As a Machine Learning Engineer for Magic Leap's Lifestream team you will have responsibility for the planning and development of our machine learning function / framework in support of the implementation of our Lifestream business function and how it integrates within our product portfolio.
You will be responsible for:
- Build machine-learning models using deep learning techniques for computer vision tasks such as sematic segmentation, object detection, video understanding, etc.

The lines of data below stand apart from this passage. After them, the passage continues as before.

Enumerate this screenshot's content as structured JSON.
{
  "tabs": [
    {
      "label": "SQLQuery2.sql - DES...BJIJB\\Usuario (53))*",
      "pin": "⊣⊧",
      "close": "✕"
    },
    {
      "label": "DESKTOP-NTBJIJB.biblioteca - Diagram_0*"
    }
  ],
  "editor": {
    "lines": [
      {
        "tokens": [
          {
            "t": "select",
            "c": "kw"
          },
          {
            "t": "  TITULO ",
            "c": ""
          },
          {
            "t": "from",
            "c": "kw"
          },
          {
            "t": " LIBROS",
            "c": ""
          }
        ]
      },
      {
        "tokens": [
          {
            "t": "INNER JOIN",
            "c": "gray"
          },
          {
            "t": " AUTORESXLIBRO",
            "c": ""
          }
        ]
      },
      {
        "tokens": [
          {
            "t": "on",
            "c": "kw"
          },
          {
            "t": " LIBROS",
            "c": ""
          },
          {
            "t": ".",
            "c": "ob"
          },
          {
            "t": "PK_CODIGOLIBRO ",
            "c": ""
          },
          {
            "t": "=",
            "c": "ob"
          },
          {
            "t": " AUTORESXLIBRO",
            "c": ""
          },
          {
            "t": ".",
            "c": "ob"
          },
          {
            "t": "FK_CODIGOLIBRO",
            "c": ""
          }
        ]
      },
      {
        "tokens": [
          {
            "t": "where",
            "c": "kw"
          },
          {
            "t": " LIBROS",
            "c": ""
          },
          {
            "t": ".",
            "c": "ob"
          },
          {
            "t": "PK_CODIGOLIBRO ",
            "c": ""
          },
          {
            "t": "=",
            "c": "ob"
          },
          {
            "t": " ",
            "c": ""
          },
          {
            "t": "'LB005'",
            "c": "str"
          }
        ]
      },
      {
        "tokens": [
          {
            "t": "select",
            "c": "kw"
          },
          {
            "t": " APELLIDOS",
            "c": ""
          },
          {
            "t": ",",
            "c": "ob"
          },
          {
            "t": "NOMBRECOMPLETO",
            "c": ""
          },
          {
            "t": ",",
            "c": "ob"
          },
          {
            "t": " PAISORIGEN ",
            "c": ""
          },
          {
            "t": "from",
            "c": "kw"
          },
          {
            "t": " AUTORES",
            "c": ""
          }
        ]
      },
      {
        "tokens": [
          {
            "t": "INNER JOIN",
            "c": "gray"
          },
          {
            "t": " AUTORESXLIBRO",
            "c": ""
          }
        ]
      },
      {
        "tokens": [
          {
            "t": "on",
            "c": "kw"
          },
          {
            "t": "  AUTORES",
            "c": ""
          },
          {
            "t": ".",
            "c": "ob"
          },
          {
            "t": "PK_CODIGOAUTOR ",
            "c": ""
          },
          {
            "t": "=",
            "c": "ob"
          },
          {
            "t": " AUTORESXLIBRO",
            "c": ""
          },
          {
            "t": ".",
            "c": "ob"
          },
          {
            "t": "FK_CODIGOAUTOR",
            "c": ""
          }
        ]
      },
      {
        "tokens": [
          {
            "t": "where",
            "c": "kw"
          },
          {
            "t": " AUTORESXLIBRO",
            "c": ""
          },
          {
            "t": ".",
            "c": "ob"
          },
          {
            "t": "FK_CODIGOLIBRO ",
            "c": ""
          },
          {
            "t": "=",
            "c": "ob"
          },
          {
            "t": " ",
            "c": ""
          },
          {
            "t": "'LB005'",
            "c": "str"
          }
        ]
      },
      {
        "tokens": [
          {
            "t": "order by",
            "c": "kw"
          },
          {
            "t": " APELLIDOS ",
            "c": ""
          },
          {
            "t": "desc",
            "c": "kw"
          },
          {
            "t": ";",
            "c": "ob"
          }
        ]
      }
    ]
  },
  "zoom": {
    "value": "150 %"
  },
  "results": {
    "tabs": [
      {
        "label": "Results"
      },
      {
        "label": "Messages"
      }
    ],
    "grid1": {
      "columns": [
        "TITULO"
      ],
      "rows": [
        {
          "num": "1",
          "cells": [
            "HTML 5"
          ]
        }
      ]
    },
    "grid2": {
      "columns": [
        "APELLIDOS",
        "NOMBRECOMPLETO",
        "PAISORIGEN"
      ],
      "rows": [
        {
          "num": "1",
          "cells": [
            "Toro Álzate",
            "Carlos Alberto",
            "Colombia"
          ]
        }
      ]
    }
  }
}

- Address large scale challenges in the machine learning development cycle, especially around distributed training in the cloud and data engineering
- Manipulate high-volume, high-dimensionality, structured data from driving logs for training and testing deep networks
- Work closely with Data Engineers and Data Scientists to create analytical variables, metrics, and models
- Work closely with data scientist to solve difficult engineering and machine learning problems and produce high- quality code
- Choose and use the right analytical libraries, programming languages & framework for each task
- Develop your abilities and understanding of data science methodologies and approaches
- Refactor code into reusable libraries, APIs, and tools
- Minimum of 3 years of professional software engineering experience, including testing and deploying iterative releases of software systems
- Minimum of 1 year of experience applying implementing, and/or developing machine learning or statistical algorithms
- Proficiency in C# and/ or C++ and SQL
- Experience with large- scale data processing and analysis
- Advance knowledge of unstructured data and machine learning technologies
- Good understanding of machine learning fundamentals, including measures of accuracy, common linear and non-linear algorithms , bias and variance and performance considerations
- Experience building production systems based on Machine Learning lifecycle
- Familiarity with statistical language modeling
- Experience in cybersecurity Excellent communication skills, high attention to detail and proven ability to use metrics to drive decisions
- Master's Degree in a technical discipline or equivalent experience
All your information will be kept confidential according to Equal Employment Opportunities guidelines.